From what I could find in the research, the radius of the fillet should be 6 - 10 % of the chord. There is a small advantage in making the fillet a more complex compound curve in the leading edge area, but the researchers concluded the effort vs benefit was not worthwhile. Most of the benefit occurs in the first third. A fine fillet edge is important, hence the efforts to reduce the gasket width, and finishing the edge to as fine as the material and longevity will allow.
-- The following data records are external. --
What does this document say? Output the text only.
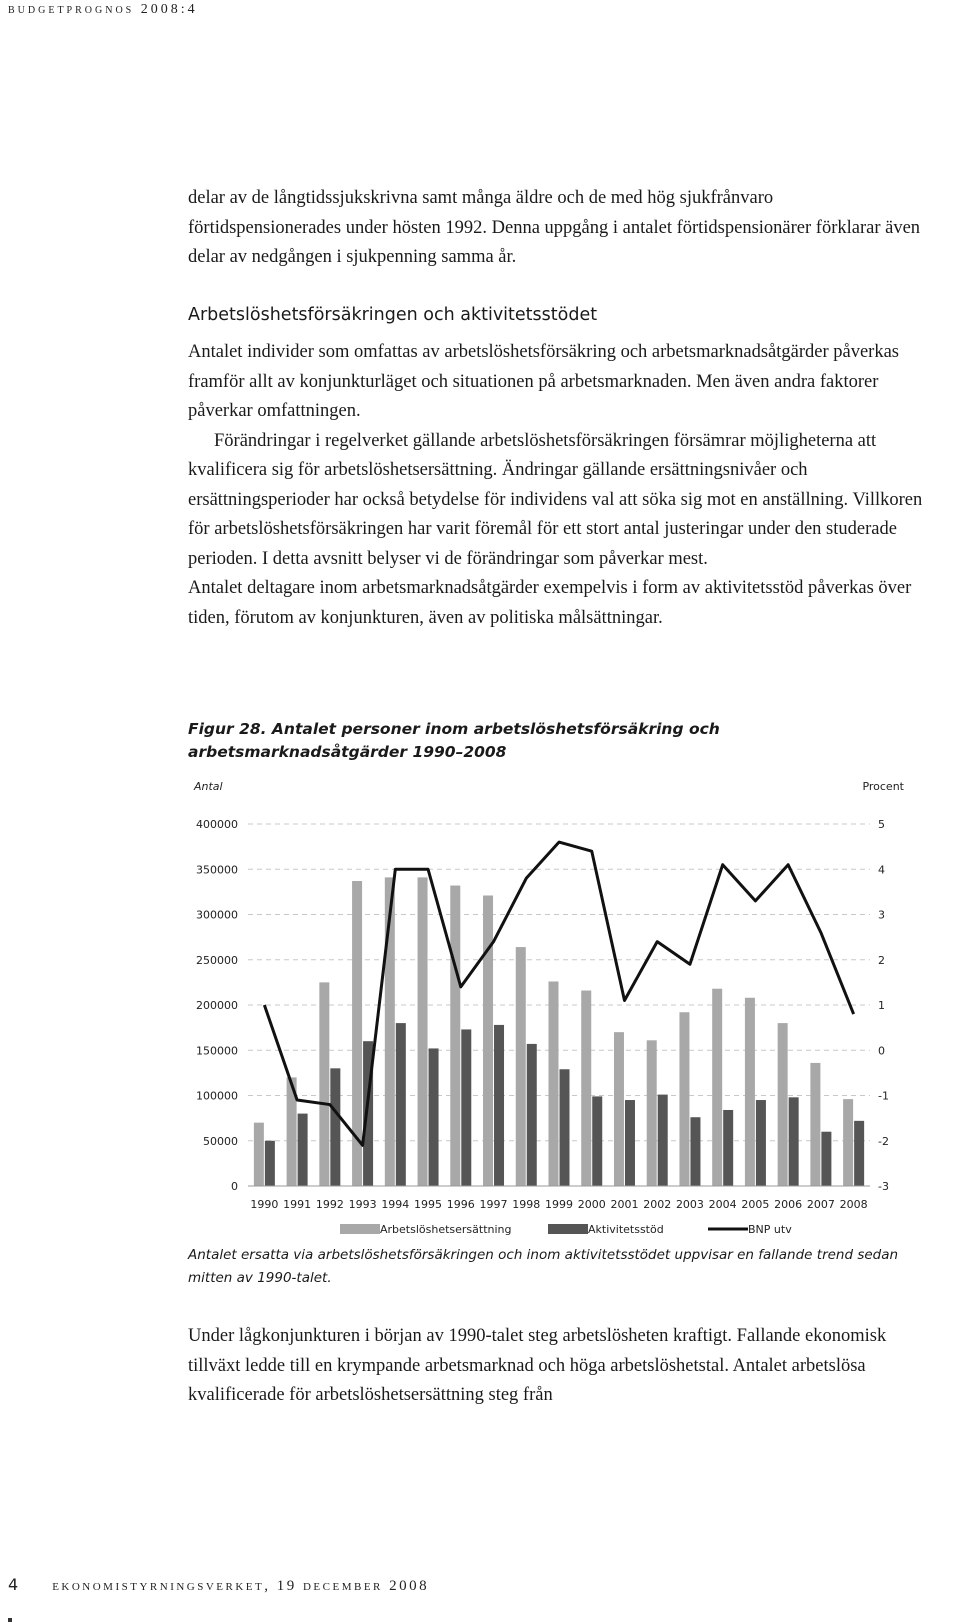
budgetprognos 2008:4

delar av de långtidssjukskrivna samt många äldre och de med hög sjukfrånvaro förtidspensionerades under hösten 1992. Denna uppgång i antalet förtidspensionärer förklarar även delar av nedgången i sjukpenning samma år.

Arbetslöshetsförsäkringen och aktivitetsstödet
Antalet individer som omfattas av arbetslöshetsförsäkring och arbetsmarknadsåtgärder påverkas framför allt av konjunkturläget och situationen på arbetsmarknaden. Men även andra faktorer påverkar omfattningen.
Förändringar i regelverket gällande arbetslöshetsförsäkringen försämrar möjligheterna att kvalificera sig för arbetslöshetsersättning. Ändringar gällande ersättningsnivåer och ersättningsperioder har också betydelse för individens val att söka sig mot en anställning. Villkoren för arbetslöshetsförsäkringen har varit föremål för ett stort antal justeringar under den studerade perioden. I detta avsnitt belyser vi de förändringar som påverkar mest.
Antalet deltagare inom arbetsmarknadsåtgärder exempelvis i form av aktivitetsstöd påverkas över tiden, förutom av konjunkturen, även av politiska målsättningar.

Figur 28. Antalet personer inom arbetslöshetsförsäkring och arbetsmarknadsåtgärder 1990–2008

0
50000
100000
150000
200000
250000
300000
350000
400000
-3
-2
-1
0
1
2
3
4
5
Antal	Procent
1990 1991 1992 1993 1994 1995 1996 1997 1998 1999 2000 2001 2002 2003 2004 2005 2006 2007 2008
Arbetslöshetsersättning	Aktivitetsstöd	BNP utv

Antalet ersatta via arbetslöshetsförsäkringen och inom aktivitetsstödet uppvisar en fallande trend sedan mitten av 1990-talet.

Under lågkonjunkturen i början av 1990-talet steg arbetslösheten kraftigt. Fallande ekonomisk tillväxt ledde till en krympande arbetsmarknad och höga arbetslöshetstal. Antalet arbetslösa kvalificerade för arbetslöshetsersättning steg från

4 ekonomistyrningsverket, 19 december 2008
These measures are to increase efficiency and reduce drag by taming pertubed flow patterns in order to make a small surface area fin with improved lifting behaviour, not so much a speed fin. I don't know, but I suspect that at very high speed, the interference pressure waves between fin and board will overwhelm the fillet effect. I am finding it hard to find research on the hydrodynamics of turbine end plates at higher velocities - after all, the turbine engineers are after maximum lifting (power generation) efficiency, not how fast they can get the turbine to spin. I think I will need to follow Yoyo's lead and look at high speed propellor design.
The flip side: the small surface area, the friendly and confidence inspiring handling characteristics of filleted fins could be enough to see them cross the 40 knot mark. I certainly have sailed faster downhill over chop with a filleted fin than with a Delta, simply because I am confident its not going to let go. As Decrepit says, time for some more experiments!